Should we rename Tolstoy’s great novel Karen Karenina henceforth, then? After all, there were no black people allowed to appear in that either, just a lot of self-entitled, moaning, privileged white women like the one referred to in the title. Meanwhile, who was truly going to be offended by the fact there was a place called Devil’s Tower in Wyoming, exactly? Jesus?
A mere short year ago, to mark America’s Black History Month 2024, several “racial justice” groups listed the above silly place-names as being ones “that perpetuate stereotypes and hate,” as “the living legacy of white supremacy,” demanding the Democrats surgically remove all of them from U.S. maps too, just like Squaw Tits. They evinced pseudo-medical evidence that to refuse would be to make non-white American schoolchildren ill and maybe even KILL THEM, as racism “truly is a disease. Racism and its effects can lead to chronic stress to children. And chronic stress leads to actual changes in hormones that cause inflammation in the body, a marker of chronic disease.”
Dropping Names
Yet I can’t help but feel some of the names targeted for ideological replacement were less “harmful” than simply amusing, particularly to kids. Mad toponyms like Big Negro Creek in Illinois, and Darky Knob in Kentucky, would surely just make most mentally normal schoolchildren who encounter them start laughing, not crying, as lefty campaigners implied.
I still remember coming across a British hill called Brown Willy on a map during a childhood geography lesson long ago. “I’ve got one of those,” said the single non-white child in the class. How damaged did he sound by the experience? (The prominence’s puerile name could also be considered potentially highly LGBTQ+-friendly, if you stop to think about it—especially as the name probably derives from an old Cornish term meaning “Hill of Swallows.”)
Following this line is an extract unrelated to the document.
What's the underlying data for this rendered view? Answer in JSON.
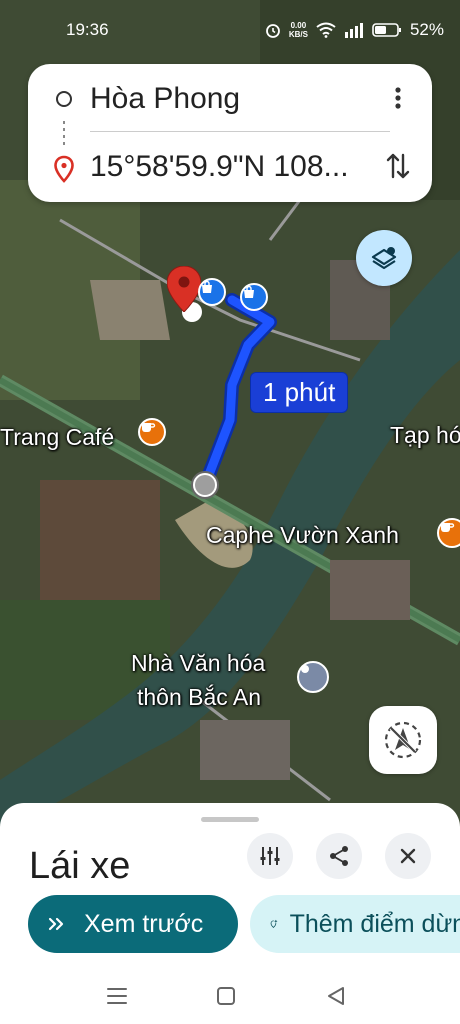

According to one Black Lives Matter nomenclapuritan, however, forcibly wiping Darky Knob clean was the first step toward unleashing a whole new racial utopia out upon the land: “In a nation plagued by poverty, injustice and hopelessness, changing racist location names is a simple fix.” Yes, it’s certainly much more of a “simple fix” than creating any practical useful policies to actually address such genuine difficulties as “poverty, injustice and hopelessness,” isn’t it?
The modern world is full of many problems. Shitty undies hanging on a line, naughty chants at soccer games, or obscure place-names that sound amusingly like black men’s penises are surely not primary amongst them. No offense, but are these soap-swilling morons out of their minds?